Geschäftsführer Ausone Isler (links) und Küchenchef Laurent Luttringer sind ein eingespieltes Team und ergänzen sich ganz wunderbar, was den Gästen sehr zugute kommt. Foto: Christian Jaeggi

Geschäftsführer Ausone Isler (links) und Küchenchef Laurent Luttringer sind ein eingespieltes Team und ergänzen sich ganz wunderbar, was den Gästen sehr zugute kommt. Foto: Christian Jaeggi

Angenehm unkonventionell

In diesen Tagen muss sich der Freigeist fragen, wohin des Wegs. Wem die Lust aufs Verreisen vergangen ist, findet in der Nähe in Röschenz am Fusse des Challs eine kleine Oase.

 

Es war einmal eine einfache Dorfwirtschaft namens «Rössli», in der geraucht, getrunken, gezecht, palavert, diskutiert, gestritten und auch gegessen wurde. Eine Beiz halt, wie es sie zu Hunderten in der Schweiz gibt oder besser gesagt gab. Und als in Röschenz das «Rössli» so vor sich hin trabte, kamen drei Weise daher, mit Ideen im Kopf und Geld im Sack, verliebten sich in den Ort und in das «Rössli», kauften es, bauten es zu einem adretten Gasthaus aus, erweiterten es zu einem kleinen Hotel und gaben ihm einen neuen Namen. Der «Röschenzerhof» war unter dem Motto «Aus Freude am Leben» geboren. Seitdem fühlen sich hier Gäste aus nah und fern wohl, wärmen sich am eigenwilligen Kamin-Kachelofen und freuen sich heute über eine unaufgeregte, taufrische Küche. Nur die letzten Jahre ist der «Röschenzerhof» eine Achterbahn gefahren, war mal gut, mal weniger, nie schlecht, aber auch nie herausragend, obwohl es immer wieder Lichtblicke gab. Mit dem neuen Gastgeber sind Stabilität und Kontinuität eingekehrt. Im Restaurant wird saisonal, frisch und auf gutem Niveau gekocht, im Kulturcafé wird am Brioche geknabbert oder der englischen Tea Time gehuldigt, im Hotel schläft es sich ganz wunderbar, und wer Lust auf Wellness & Spa hat, kann sich in der Sauna, im Sanarium (saunieren auf die sanfte Tour), Floating- und Relax-Becken entspannen oder sich einer Massage und anderen Wohlfühlangeboten hingeben. Zum Essen: Ob marinierte Lachsforelle, Zanderfilet oder Saiblingconfit – es mundet und überzeugt in Präsentation, Garzeiten und Qualität. Freude macht das verlorene Ei, das perfekt zubereitet ist und wunderbar schmeckt, genauso wie der lokale Wildsaupfeffer. 

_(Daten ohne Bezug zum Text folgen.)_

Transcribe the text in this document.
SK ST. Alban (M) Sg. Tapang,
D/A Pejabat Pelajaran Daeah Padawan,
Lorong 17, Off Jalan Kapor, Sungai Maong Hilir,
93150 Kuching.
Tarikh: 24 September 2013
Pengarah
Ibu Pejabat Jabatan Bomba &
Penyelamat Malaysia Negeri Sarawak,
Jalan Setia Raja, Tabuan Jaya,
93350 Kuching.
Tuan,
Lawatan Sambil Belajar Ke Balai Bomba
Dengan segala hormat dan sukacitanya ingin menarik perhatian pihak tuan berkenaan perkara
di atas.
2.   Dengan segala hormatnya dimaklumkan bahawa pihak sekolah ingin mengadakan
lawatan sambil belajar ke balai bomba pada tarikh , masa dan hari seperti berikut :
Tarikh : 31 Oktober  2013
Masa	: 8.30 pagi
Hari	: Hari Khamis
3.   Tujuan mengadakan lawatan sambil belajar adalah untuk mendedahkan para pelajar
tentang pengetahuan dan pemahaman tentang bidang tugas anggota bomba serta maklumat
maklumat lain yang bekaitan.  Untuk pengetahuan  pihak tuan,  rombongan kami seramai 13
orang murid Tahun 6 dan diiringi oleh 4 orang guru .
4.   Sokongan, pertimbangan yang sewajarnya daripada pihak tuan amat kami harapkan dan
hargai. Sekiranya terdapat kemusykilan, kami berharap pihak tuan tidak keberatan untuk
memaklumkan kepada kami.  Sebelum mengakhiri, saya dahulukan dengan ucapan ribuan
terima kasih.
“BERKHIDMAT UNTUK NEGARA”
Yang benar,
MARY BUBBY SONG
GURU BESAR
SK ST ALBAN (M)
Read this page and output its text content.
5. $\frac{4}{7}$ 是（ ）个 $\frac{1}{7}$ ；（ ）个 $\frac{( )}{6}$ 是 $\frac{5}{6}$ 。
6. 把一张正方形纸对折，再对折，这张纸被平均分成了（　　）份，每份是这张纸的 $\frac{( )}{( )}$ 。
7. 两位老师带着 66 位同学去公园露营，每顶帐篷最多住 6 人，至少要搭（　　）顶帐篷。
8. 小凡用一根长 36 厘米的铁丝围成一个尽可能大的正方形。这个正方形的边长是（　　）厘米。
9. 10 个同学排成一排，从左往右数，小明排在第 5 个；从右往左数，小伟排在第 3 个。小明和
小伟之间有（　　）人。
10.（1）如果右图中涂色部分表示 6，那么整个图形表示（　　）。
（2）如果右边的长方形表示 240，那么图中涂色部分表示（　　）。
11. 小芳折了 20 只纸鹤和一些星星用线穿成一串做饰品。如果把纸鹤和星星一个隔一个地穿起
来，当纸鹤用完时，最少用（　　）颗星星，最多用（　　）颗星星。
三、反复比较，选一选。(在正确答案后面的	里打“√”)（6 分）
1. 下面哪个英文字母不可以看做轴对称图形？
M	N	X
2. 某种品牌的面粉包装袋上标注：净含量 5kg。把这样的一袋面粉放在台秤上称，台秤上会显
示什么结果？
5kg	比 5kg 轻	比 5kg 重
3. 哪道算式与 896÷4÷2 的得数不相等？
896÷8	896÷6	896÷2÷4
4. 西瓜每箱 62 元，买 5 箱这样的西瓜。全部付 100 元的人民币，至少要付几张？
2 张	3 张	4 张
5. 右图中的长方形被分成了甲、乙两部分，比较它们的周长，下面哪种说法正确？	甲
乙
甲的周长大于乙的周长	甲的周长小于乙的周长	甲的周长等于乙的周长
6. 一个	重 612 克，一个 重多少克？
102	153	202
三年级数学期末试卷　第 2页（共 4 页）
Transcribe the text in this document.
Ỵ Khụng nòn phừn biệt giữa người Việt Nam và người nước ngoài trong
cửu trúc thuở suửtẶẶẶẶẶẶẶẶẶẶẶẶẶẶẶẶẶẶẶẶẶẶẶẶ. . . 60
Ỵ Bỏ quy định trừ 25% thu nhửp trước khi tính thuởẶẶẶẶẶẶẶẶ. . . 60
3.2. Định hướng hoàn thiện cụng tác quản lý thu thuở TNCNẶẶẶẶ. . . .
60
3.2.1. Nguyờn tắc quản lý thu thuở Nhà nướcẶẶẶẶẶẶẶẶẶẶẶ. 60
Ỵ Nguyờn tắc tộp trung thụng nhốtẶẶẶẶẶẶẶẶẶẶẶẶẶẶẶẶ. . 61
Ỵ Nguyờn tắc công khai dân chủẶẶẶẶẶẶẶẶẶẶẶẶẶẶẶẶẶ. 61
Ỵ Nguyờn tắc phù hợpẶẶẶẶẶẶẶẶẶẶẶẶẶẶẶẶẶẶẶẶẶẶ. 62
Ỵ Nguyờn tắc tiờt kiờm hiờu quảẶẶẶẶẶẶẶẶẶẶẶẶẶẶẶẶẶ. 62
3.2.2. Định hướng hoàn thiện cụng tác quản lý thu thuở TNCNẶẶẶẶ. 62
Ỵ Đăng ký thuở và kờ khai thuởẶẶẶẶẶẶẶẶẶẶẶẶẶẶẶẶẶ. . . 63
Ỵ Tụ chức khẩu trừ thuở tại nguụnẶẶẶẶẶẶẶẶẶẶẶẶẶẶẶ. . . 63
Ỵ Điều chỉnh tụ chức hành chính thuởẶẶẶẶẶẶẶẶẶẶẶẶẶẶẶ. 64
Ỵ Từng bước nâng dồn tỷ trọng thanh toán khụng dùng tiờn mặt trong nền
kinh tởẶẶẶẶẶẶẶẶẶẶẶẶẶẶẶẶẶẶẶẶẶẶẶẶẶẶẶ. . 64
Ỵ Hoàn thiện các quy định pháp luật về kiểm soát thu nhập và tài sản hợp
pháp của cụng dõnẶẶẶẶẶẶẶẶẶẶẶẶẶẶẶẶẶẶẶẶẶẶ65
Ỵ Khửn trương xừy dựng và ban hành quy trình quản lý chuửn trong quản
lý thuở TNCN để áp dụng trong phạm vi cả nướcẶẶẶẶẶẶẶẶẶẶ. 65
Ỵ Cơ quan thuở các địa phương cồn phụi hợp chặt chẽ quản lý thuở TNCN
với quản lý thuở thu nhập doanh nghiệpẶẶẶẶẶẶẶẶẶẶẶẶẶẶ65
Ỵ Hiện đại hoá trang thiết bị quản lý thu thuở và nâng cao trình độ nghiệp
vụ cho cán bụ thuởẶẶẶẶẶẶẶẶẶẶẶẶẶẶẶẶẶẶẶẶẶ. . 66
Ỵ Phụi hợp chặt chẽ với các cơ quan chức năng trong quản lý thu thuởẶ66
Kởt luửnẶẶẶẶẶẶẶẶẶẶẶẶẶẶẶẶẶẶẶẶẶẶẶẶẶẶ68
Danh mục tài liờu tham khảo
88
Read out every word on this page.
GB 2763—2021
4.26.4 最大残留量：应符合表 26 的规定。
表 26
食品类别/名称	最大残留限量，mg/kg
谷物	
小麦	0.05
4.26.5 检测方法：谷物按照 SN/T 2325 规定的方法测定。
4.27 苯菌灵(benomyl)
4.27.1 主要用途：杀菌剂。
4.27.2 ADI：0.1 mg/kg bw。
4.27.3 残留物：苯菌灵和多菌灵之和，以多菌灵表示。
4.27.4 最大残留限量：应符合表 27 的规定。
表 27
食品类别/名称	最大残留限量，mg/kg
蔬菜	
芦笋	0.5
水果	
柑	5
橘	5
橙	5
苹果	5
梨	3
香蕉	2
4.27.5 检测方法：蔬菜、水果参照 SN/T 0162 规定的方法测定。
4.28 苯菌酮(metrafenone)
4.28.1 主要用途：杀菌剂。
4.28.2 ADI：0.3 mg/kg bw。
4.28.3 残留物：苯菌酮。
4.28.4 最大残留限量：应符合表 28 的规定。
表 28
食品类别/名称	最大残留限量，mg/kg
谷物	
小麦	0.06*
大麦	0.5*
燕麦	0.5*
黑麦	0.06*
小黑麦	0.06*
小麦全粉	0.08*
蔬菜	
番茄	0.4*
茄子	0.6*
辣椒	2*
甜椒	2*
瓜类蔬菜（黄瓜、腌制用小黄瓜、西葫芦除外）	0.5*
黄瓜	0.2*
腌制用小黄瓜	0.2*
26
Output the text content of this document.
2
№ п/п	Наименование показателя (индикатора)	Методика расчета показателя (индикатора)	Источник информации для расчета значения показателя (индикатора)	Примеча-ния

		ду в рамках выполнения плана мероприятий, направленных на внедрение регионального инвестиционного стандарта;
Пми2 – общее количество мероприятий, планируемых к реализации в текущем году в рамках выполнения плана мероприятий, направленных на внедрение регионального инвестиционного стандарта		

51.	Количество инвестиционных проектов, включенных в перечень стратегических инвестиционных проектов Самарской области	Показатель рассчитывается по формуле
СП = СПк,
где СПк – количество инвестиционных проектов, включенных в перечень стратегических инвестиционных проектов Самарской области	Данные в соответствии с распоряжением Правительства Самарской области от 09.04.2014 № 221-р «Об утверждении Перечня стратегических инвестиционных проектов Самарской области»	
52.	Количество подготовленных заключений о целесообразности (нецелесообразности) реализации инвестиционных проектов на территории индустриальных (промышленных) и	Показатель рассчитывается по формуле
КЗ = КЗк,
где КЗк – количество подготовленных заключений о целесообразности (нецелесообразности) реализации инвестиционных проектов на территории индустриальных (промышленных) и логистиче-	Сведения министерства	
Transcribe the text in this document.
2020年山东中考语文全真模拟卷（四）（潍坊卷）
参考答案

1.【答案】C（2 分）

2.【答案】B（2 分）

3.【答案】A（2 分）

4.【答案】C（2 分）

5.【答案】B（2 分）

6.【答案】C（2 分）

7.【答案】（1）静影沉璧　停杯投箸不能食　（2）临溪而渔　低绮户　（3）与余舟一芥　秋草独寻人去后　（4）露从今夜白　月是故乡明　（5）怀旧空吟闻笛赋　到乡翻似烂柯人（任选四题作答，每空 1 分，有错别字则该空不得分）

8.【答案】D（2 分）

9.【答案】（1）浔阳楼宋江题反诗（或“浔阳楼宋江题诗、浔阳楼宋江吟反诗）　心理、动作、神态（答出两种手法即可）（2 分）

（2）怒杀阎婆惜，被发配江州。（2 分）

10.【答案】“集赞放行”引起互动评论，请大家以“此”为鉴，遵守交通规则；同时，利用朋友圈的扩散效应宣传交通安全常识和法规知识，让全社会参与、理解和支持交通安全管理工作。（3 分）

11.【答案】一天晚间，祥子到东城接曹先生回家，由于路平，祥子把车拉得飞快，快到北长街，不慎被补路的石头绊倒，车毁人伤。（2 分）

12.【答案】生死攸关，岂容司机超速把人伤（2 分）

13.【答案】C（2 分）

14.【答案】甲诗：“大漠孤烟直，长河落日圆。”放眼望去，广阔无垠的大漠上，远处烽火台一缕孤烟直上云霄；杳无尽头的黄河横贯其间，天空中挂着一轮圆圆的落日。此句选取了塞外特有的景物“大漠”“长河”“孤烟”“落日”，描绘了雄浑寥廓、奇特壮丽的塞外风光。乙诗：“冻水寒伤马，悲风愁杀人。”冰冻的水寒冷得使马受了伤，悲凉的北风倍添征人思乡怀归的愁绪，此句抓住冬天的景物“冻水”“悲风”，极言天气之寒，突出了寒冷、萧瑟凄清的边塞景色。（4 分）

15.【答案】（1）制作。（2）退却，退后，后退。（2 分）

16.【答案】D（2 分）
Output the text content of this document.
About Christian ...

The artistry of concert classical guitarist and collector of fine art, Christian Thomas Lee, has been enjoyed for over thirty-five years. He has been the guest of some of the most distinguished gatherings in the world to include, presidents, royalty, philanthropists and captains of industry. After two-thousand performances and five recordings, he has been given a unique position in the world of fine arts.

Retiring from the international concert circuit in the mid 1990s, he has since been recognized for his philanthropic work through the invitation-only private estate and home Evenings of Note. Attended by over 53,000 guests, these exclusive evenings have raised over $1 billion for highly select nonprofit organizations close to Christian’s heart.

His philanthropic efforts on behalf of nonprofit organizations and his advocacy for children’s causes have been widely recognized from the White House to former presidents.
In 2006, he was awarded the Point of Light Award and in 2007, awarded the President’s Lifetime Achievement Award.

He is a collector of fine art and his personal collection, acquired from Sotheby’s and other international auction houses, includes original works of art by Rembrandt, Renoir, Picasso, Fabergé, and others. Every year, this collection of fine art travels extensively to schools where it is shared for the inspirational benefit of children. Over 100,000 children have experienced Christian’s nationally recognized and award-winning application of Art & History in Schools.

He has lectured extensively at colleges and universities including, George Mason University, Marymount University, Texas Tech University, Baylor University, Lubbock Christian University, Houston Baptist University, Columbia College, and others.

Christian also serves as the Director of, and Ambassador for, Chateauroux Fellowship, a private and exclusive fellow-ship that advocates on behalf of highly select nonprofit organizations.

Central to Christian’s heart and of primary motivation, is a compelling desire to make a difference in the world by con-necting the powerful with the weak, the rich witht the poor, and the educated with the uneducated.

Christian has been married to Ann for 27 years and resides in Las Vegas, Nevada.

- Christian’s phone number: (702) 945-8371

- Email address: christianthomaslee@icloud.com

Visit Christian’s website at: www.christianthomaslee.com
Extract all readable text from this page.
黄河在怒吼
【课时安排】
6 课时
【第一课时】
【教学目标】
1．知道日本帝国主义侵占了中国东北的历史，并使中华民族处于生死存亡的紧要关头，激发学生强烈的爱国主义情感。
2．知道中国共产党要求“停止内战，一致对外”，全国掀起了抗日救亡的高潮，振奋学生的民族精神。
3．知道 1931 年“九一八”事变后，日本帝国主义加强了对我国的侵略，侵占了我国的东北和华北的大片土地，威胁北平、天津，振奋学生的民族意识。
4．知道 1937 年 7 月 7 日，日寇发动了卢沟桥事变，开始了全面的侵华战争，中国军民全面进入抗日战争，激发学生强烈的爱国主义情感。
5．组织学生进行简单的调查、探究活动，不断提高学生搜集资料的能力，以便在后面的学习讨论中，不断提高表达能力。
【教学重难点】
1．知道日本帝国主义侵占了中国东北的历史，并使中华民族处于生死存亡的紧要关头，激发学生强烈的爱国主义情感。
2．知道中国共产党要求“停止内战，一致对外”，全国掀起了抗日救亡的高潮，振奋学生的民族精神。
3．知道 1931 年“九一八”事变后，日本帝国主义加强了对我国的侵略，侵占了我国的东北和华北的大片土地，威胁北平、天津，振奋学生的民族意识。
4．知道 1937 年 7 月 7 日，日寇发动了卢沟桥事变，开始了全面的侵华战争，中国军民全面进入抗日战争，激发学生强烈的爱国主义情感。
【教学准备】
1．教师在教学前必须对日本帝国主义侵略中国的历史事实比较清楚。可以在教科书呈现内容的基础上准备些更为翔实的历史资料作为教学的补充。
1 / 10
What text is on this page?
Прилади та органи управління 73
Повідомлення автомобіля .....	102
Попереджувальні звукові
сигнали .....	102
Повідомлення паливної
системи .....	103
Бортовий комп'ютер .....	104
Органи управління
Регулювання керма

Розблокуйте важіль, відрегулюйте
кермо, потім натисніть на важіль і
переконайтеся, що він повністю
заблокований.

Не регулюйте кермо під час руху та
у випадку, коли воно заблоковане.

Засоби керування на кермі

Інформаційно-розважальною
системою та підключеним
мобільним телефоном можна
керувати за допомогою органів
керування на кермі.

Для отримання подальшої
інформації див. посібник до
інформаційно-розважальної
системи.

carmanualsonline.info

Toll, der «Röschenzerhof» ist auferstanden. Grund genug, gleich einen Vin Jaune des mittlerweile pensionierten Winzers Jacques Puffeney zu köpfen (ideal zu Morchel-Gerichten oder einem Hartkäse wie ein Comté) und danach glückselig in einem der sieben Gästezimmer zu übernachten. Jeweils am Samstag (8–13 Uhr) findet hier ein kleiner Markt statt mit ausgewählten regionalen Produzenten und vorzüglichen Produkten.